I heard my son gasp. ‘You mean the Sun is coming to an end?’ he cried fearfully. I looked at him in surprise, and then recalled that, as the youngest, he would have the most to lose if the present age of the World were to run its course soon.

We believed the World had been created and destroyed four times. Each succeeding age was named after the birthday of the Sun that shone upon it. The Sun of our fifth age was called Four Motion, and prophesied to end in the way that its name implied: with earthquakes that would shatter the land and cleanse it of all life.

‘No, I don’t mean that,’ the old King said, but there was nothing reassuring about his tone. ‘The land will remain, but what will perish is the World of the Aztecs, of the Tepanecs, of the Acolhuans — everything we know and value. I heard of all the portents, saw what was in the heavens, looked at the calendars. Something is coming — not this year, or next, but perhaps a little after that-— that will sweep it all away.’

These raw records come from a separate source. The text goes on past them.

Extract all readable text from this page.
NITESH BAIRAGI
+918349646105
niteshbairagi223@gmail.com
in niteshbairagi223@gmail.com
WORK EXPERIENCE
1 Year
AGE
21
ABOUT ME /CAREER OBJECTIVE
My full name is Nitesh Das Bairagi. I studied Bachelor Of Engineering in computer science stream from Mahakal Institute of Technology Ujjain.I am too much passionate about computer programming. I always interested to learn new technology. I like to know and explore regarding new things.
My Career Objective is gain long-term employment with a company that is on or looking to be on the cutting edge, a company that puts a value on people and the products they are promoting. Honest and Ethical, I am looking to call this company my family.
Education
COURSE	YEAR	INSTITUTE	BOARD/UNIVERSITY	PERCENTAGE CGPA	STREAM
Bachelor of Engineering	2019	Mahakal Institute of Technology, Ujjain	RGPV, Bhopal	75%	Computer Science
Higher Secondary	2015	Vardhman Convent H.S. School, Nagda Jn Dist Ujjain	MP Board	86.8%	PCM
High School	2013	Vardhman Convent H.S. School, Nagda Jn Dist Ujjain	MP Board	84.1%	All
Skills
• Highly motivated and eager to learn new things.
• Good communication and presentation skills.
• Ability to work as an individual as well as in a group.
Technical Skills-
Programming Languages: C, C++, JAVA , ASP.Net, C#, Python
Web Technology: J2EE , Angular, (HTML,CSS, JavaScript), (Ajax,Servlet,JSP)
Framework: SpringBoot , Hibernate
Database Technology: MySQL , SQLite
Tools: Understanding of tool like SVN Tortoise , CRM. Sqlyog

I felt a chill, realizing that I had heard similar things before, from the lips of another ruler. ‘My lord, do you mean the strangers from beyond the Divine Sea? The pale-skinned men with beards? Montezuma told me of them. He knows they are coming. He believes they may be gods, come to call him to account.’

‘Montezuma? Ha!’ Hungry Child screwed up his face in an expression of disgust at the mention of the Aztec Emperor’s name. ‘What does he know? Who do you think told him how to interpret the omens to begin with? He fancies himself as a seer, you know, but still he came to me to learn what they meant. And then, when I told him, he wouldn’t believe me! Did you know I bet him my kingdom against three turkey hens that I was right?’

‘How were you going to know who’d won?’ Kindly asked drily.

‘We played a ball-game match, so that the gods would tell us through the outcome. Best out of three. I won.’ He scowled in mock outrage. ‘I never did see those turkeys, though!’

Nimble asked: ‘What will they do, these strangers?’

‘I don’t know,’ the King said frankly. ‘But there are rumours. There are islands out there, on the Divine Sea, and there are — or were-— people living on them.